Проблемы эстетической танатологии развернуты в антропологических сочинениях М. М. Бахтина 1920-х годов. По его мысли, "я" не в состоянии осознать событие своей смерти со своего собственного места. Она может быть увидена лишь "другим", в видении которого моя жизнь получает эстетическое спасение-завершение: "Память о законченной жизни другого <…> владеет золотым ключом эстетического завершения личности. <…> Помыслить мир после моей смерти я могу, конечно, но пережить его эмоционально окрашенным моей смертью, моим небытием уже я не могу изнутри себя самого, я должен для этого вжиться в другого или в других, для которых моя смерть, мое отсутствие будет событием их жизни; совершая попытку эмоционально (ценностно) воспринять событие моей смерти в мире, я становлюсь одержимым душой возможного другого, я уже не один, пытаясь созерцать целое своей жизни в зеркале истории, как я бываю не один, созерцая себя в зеркале". Особую ценность для истории Танатоса представляет анализ Бахтиным изображенной смерти у Ф. М. Достоевского (в его мире "смерть ничего не завершает, потому что она не задевает самого главного в этом мире – сознание для себя") и Л. Н. Толстого (для овеществленного сознания его героя смерть обладает "завершающей и разрешающей силой").

Опыт изображенной смерти у Достоевского и Толстого лег в основу книги Л. Шестова "На весах Иова" (1929). Шестов наследует экзистенциальную тревогу "парадоксалиста", в которой сублимировано недоумение подпольного мыслителя Достоевского перед абсурдом смерти как самоочевидной онтологической бессмыслицы; внятна ему и смертная тоска овнешненного тленной телесностью героя Толстого. Перед зрелищем смерти изображающей, то есть перед живой жизнью, упакованной в футляры смерти, Шестов формулирует долг философа: не мириться с противоречиями бытия, но "вырваться, хотя бы отчасти, при жизни от жизни". В интонациях Иова богооставленного автор "Откровения смерти" (1915) твердит о напрасном даре, доставшемся человеку: разумении и объяснении. Одна мысль о смерти приносит мыслителю физическое ощущение бессилия перед титаническими стенами плотно слежавшегося праха, которые обступают личность по всему периметру его дольней Платоновой пещеры.
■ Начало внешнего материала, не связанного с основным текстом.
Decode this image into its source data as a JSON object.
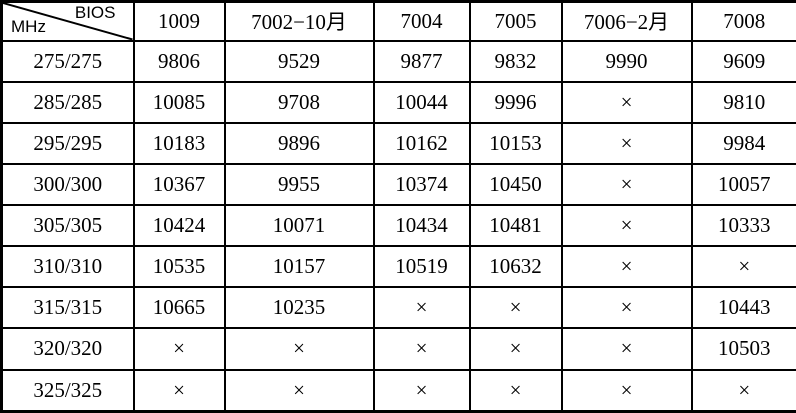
{
  "chart_data": {
    "type": "table",
    "corner": {
      "top_right_label": "BIOS",
      "bottom_left_label": "MHz"
    },
    "column_headers": [
      "1009",
      "7002−10月",
      "7004",
      "7005",
      "7006−2月",
      "7008"
    ],
    "row_headers": [
      "275/275",
      "285/285",
      "295/295",
      "300/300",
      "305/305",
      "310/310",
      "315/315",
      "320/320",
      "325/325"
    ],
    "rows": [
      [
        "9806",
        "9529",
        "9877",
        "9832",
        "9990",
        "9609"
      ],
      [
        "10085",
        "9708",
        "10044",
        "9996",
        "×",
        "9810"
      ],
      [
        "10183",
        "9896",
        "10162",
        "10153",
        "×",
        "9984"
      ],
      [
        "10367",
        "9955",
        "10374",
        "10450",
        "×",
        "10057"
      ],
      [
        "10424",
        "10071",
        "10434",
        "10481",
        "×",
        "10333"
      ],
      [
        "10535",
        "10157",
        "10519",
        "10632",
        "×",
        "×"
      ],
      [
        "10665",
        "10235",
        "×",
        "×",
        "×",
        "10443"
      ],
      [
        "×",
        "×",
        "×",
        "×",
        "×",
        "10503"
      ],
      [
        "×",
        "×",
        "×",
        "×",
        "×",
        "×"
      ]
    ],
    "not_available_symbol": "×"
  },
  "colors": {
    "border": "#000000",
    "background": "#ffffff",
    "text": "#000000"
  }
}
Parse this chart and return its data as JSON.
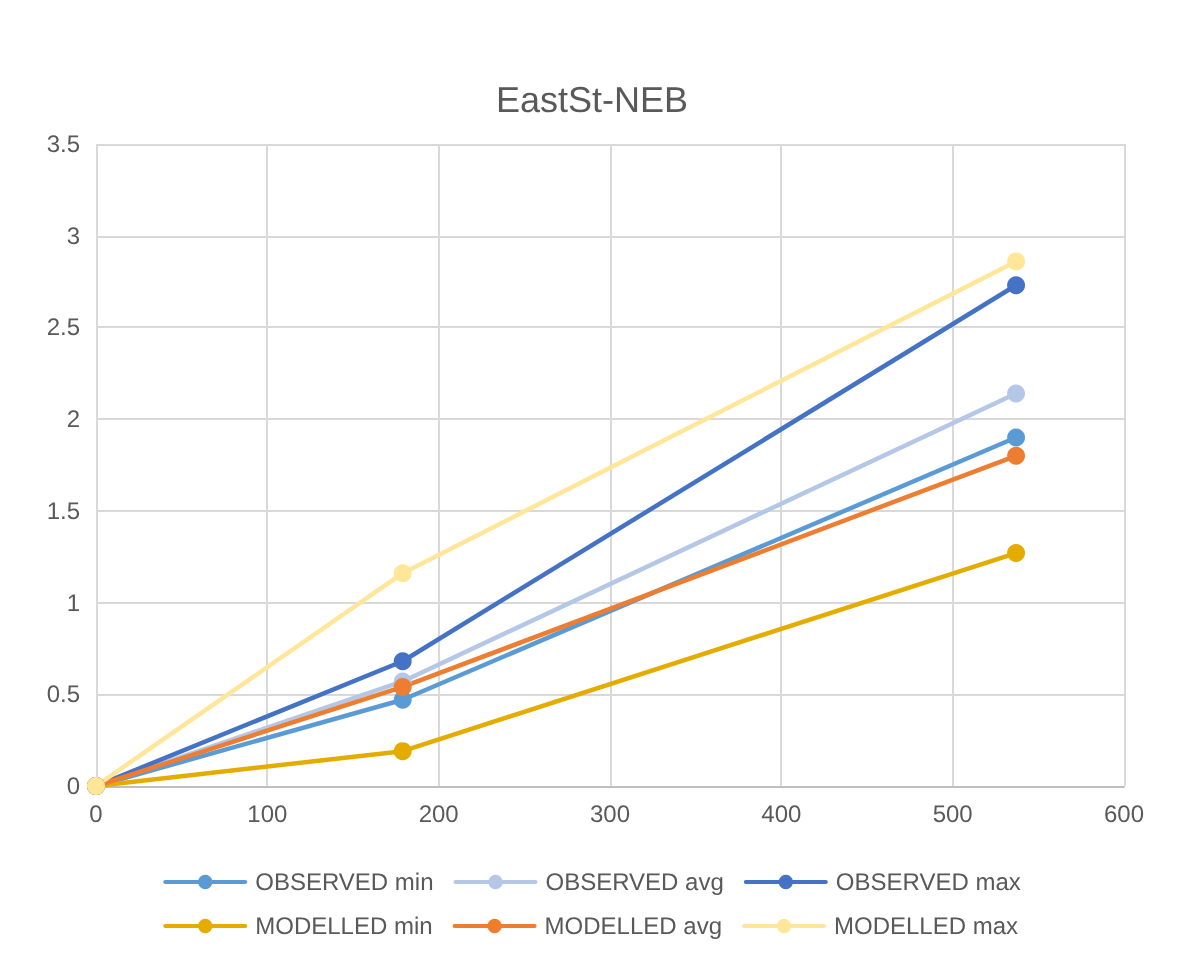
{
  "chart_data": {
    "type": "line",
    "title": "EastSt-NEB",
    "x": [
      0,
      179,
      537
    ],
    "xlim": [
      0,
      600
    ],
    "xticks": [
      0,
      100,
      200,
      300,
      400,
      500,
      600
    ],
    "ylim": [
      0,
      3.5
    ],
    "yticks": [
      0,
      0.5,
      1,
      1.5,
      2,
      2.5,
      3,
      3.5
    ],
    "grid": true,
    "legend": "bottom",
    "marker": "circle",
    "line_style": "solid",
    "series": [
      {
        "name": "OBSERVED min",
        "color": "#5b9bd5",
        "values": [
          0,
          0.47,
          1.9
        ]
      },
      {
        "name": "OBSERVED avg",
        "color": "#b4c7e7",
        "values": [
          0,
          0.57,
          2.14
        ]
      },
      {
        "name": "OBSERVED max",
        "color": "#4472c4",
        "values": [
          0,
          0.68,
          2.73
        ]
      },
      {
        "name": "MODELLED min",
        "color": "#e5ac00",
        "values": [
          0,
          0.19,
          1.27
        ]
      },
      {
        "name": "MODELLED avg",
        "color": "#ed7d31",
        "values": [
          0,
          0.54,
          1.8
        ]
      },
      {
        "name": "MODELLED max",
        "color": "#ffe699",
        "values": [
          0,
          1.16,
          2.86
        ]
      }
    ]
  }
}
В контраст шестовскому отчаянию русская традиция Танатоса знает смиренные размышления И. А. Ильина: в книгу "Поющее сердце" (Мюнхен, 1958) он включил "Письмо о смерти" и "Письмо о бессмертии", в которых православная дидактика танатоса строится в традиционном европейском аспекте достоинства личности.

IV

Концепции воскрешения и метаисторических аннигиляций смерти в XX в. перестали выполнять компенсаторные функции (по отношению к страху жизни и страху смерти). Они, конечно, сохранились в списке предметов богословских дискуссий и конфессиональных предпочтений, но по эту сторону бытия все чаще смотрят на них с чувством некоторой неловкости.

Русская традиция знает абсолютную посюстороннюю альтернативу смерти; история ее философского осмысления практически не изведана.